On Jun 28, 2020, at 12:17 PM, SuStel <sustel@trimboli.name> wrote:
On 6/28/2020 10:39 AM, Will Martin wrote:
While I completely agree with you, I do so with the understanding that, as in Japanese or Danish, a long vowel is a vowel literally held for a longer duration. The pronunciation of the long vowel doesn’t shift in either of those languages the way that what we call a “long” vowel shifts in English.
When I said "long," I meant it in the sense of lengthened, not as the diphthong English "long o." Okrand's pronunciation of toD and lenHom includes a lengthened o.
English "long" vowels were once actually lengthened vowels in Old English that had values closer to the Latin values. During the Great Vowel Shift the lengthened vowels turned into diphthongs.
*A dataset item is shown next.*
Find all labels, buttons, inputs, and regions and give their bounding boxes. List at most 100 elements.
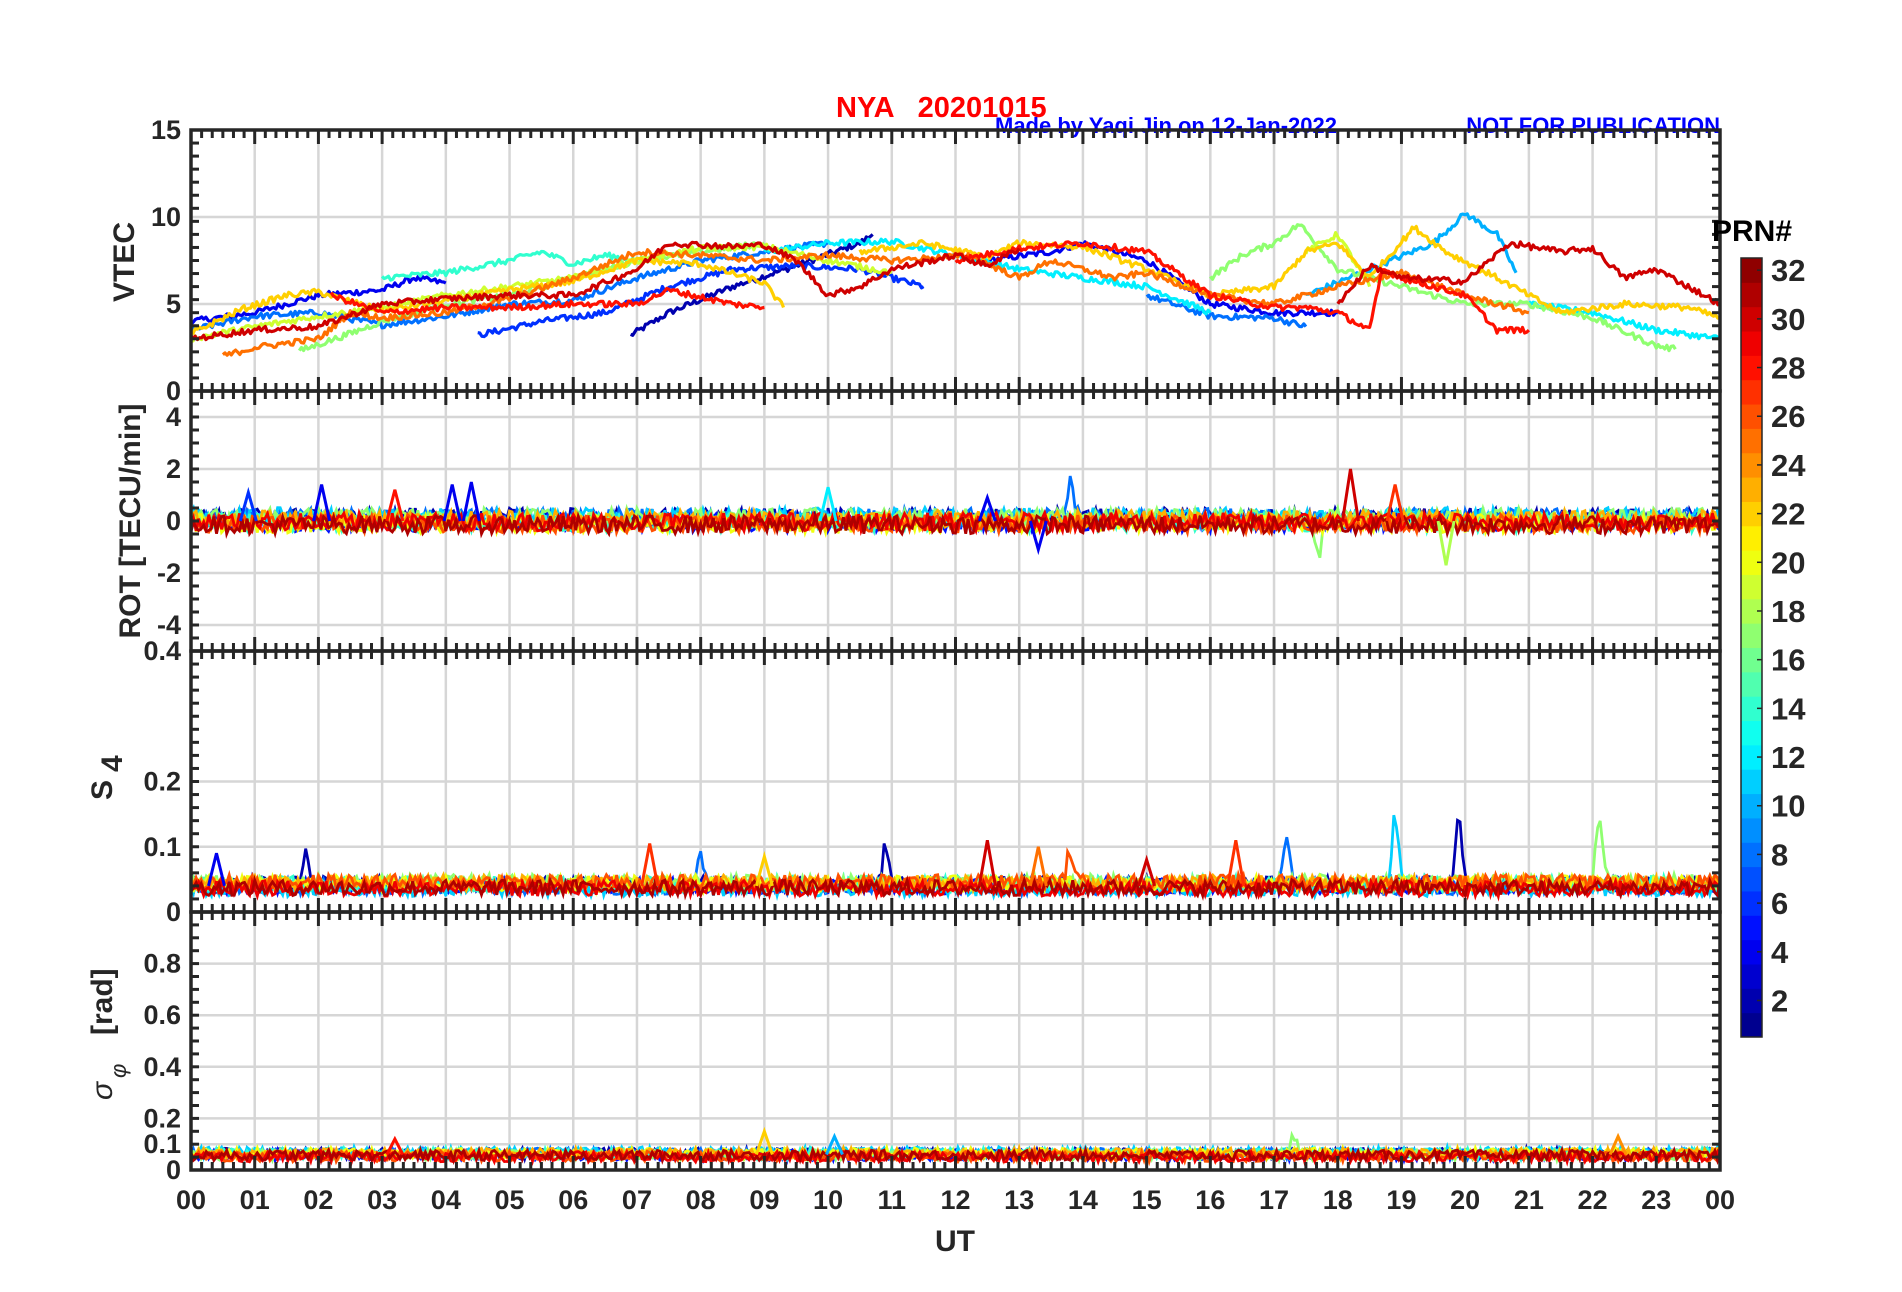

We still call them long, though in English that means a particular set of diphthongs. And we still have literally long and short vowels in English, but they rarely play any semantic role. Most people don't even hear them. (For instance, the word cheese is pronounced with a "long e," and it is also literally lengthened. The vowel's length is what turns the written s into a voiced z. But if you shorten the e sound to rhyme with fleece, it's still the same word, just pronounced strangely.)
It may be that Okrand is influenced by his American accent: because toD and Hom both end with voiced consonants, he may be lengthening the o the way you would in English.